Yesterday my world turned over. The kind editors at So Say We All have nominated my story ‘Second Legs‘ for two immensely prestigious awards.
Read all about it here: Baby’s First Pushcart Nominations!
First up is the Pushcart Prize.
Next up (because it is in no way secondary) is the PEN/Robert J. Dau Short Story Prize for Emerging Authors.
But, before I get into all that- allow me to begin at the beginning.
‘Second Legs‘ is a story that I’d shopped around for a while, getting rejected for a variety of reasons. Some places left it at “it’s not a good fit for us”, while others said they liked the story but it just “kinda ended” and “needed something more satisfying”. Admittedly, a quiet, sad story about a girl coming of age in mid-century suburbia that also includes visceral body horror is an odd duck. Eventually, I started to believe that I was just doing horror wrong. That I needed to get scarier, or more straight forward. Perhaps it would be better if there was a tooth fairy-type monster or what if the girl eventually devolved into nothing but bones herself? What would be more satisfying and fitting? How can I love a genre so much and misunderstand it so fundamentally? The thought depressed me. I vaguely rewrote the ending in a way that, to my tastes, was more cliche- which I figured would pass as satisfying to a broader horror audience.

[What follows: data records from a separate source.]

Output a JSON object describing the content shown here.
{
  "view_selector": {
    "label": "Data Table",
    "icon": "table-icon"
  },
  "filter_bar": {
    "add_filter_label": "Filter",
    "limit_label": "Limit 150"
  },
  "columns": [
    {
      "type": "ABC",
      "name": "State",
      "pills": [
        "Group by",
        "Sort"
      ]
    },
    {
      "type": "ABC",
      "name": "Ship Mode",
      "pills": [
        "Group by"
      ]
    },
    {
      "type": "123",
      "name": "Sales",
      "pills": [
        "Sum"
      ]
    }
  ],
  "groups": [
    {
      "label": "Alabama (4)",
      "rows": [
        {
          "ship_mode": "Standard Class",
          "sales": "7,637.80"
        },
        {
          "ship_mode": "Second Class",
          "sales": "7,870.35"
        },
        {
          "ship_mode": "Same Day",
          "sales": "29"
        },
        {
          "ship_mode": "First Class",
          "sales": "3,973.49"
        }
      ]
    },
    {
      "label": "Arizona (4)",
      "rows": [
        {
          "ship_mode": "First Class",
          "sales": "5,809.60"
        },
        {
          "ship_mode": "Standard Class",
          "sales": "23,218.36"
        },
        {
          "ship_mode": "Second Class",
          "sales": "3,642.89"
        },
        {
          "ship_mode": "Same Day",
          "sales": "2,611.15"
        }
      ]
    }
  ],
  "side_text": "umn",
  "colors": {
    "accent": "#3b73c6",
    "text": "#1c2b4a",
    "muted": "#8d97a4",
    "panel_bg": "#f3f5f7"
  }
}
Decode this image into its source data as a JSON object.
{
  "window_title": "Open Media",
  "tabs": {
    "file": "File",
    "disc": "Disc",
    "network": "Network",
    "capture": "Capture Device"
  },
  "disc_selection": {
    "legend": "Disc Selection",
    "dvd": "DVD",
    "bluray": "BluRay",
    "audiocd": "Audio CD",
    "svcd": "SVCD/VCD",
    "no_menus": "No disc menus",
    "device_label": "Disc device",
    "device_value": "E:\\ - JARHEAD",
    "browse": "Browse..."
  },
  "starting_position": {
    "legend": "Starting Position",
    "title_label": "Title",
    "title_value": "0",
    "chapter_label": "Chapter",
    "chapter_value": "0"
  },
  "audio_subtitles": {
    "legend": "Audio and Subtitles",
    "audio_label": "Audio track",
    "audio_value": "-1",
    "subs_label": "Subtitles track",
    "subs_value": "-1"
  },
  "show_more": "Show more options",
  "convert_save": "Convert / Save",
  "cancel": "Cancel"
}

Then, I submitted the story to So Say We All in April, and they accepted it! I was over the moon.
The revision process with editor Natanya Ann Pulley was more fun than I’d ever dreamed. She pointed out weak spots I’d overlooked, and (possibly more importantly) noted opportunities where the story could be made even stronger. She suggested dropping in details to really make scenes come to life, and cutting bits to even out the pacing. Most importantly, she suggested that I essentially go back to my original ending! It made me tear up with relief that I hadn’t been so deeply wrong in the beginning. By the end of the process I was deeply proud of the story that I’d written.

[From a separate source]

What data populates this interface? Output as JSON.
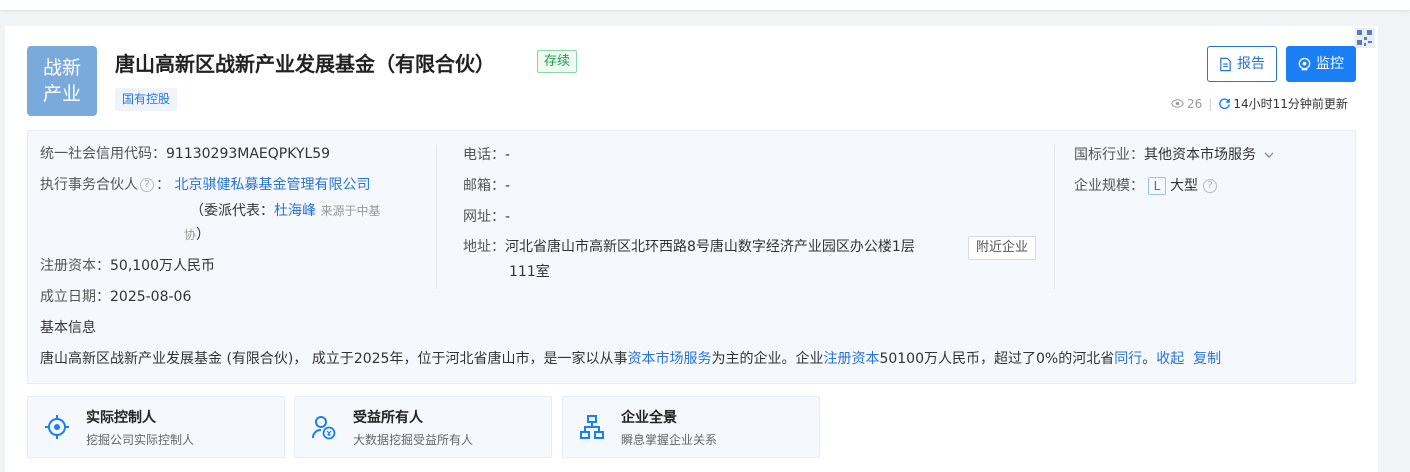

Then came a waiting period. I followed the So Say We All blog as the cover art rolled in and the other business of putting a book together happened. I grinned with glee to see Brian Everson’s advanced review of the anthology. The release date was moved up to Black Friday (November 25th) of this year.
To tell the honest truth, I found out I was nominated for the Pushcart because I have a pathetic habit of googling my name when I’m bored. I like to day-dream of what it will be like when I finally reach some modicum of success, and so I pretend that I’m a stranger looking myself up. Anyways, enough of that: yesterday the top hit was from the So Say We All website. It was tagged with my name, and also the word ‘pushcart’.
I thought: “Aw, that’s sweet of them. They’re announcing their Pushcart nominees and have taken the time to give shout outs to all their authors.” Since I’m terminally curious, I decided to see who the nominees were. However, if you took the time to click on the top link of this post, you’ll see that it was not simply a laundry-listing of all So Say We All contributors. It only included the names of the nominees. The reason my name was tagged was because I was nominated.
As I scrolled down and saw my name at the very bottom of the list, my stomach dropped and I felt dizzy. I felt like something must have been very wrong, but there was no indication that I was hallucinating. I rushed to my writer email to confirm that this wasn’t some bizarre typo. Surely they would have sent me a note to let me know that I’d been nominated.
What I found instead was an email about YET ANOTHER award nomination. It was for the PEN Emerging Author Award and it involved paperwork that needed to be filled out as soon as possible. As I dreamily printed out the page where I would sign over the rights for ‘Second Legs’ to be included in the PEN anthology should I win, the reality of the situation began to sink in.
Now, I consider myself to have a pretty wild imagination but I never, ever imagined that I might be nominated for one, let alone two, major literary awards with my first published story. And, yet, it is the case! Of course, I’m still quite skeptical of my chances of actually winning the prizes, but the nominations still stand. And whether I win or not, it’s going to be pretty hard to pry this validation from my claws.
Today, I’m just feeling profoundly grateful and happy.
Thank you so much to Natanya Ann Pulley, Julia Evans, and Ryan Bradford, as well as everyone else whose name I don’t know, but who may have contributed to this process. The next few months are going to be incredible, and who knows what lovely madness the future holds.
Black Candies: Gross and Unlikeable will be available for pre-sale on Monday, November 14th.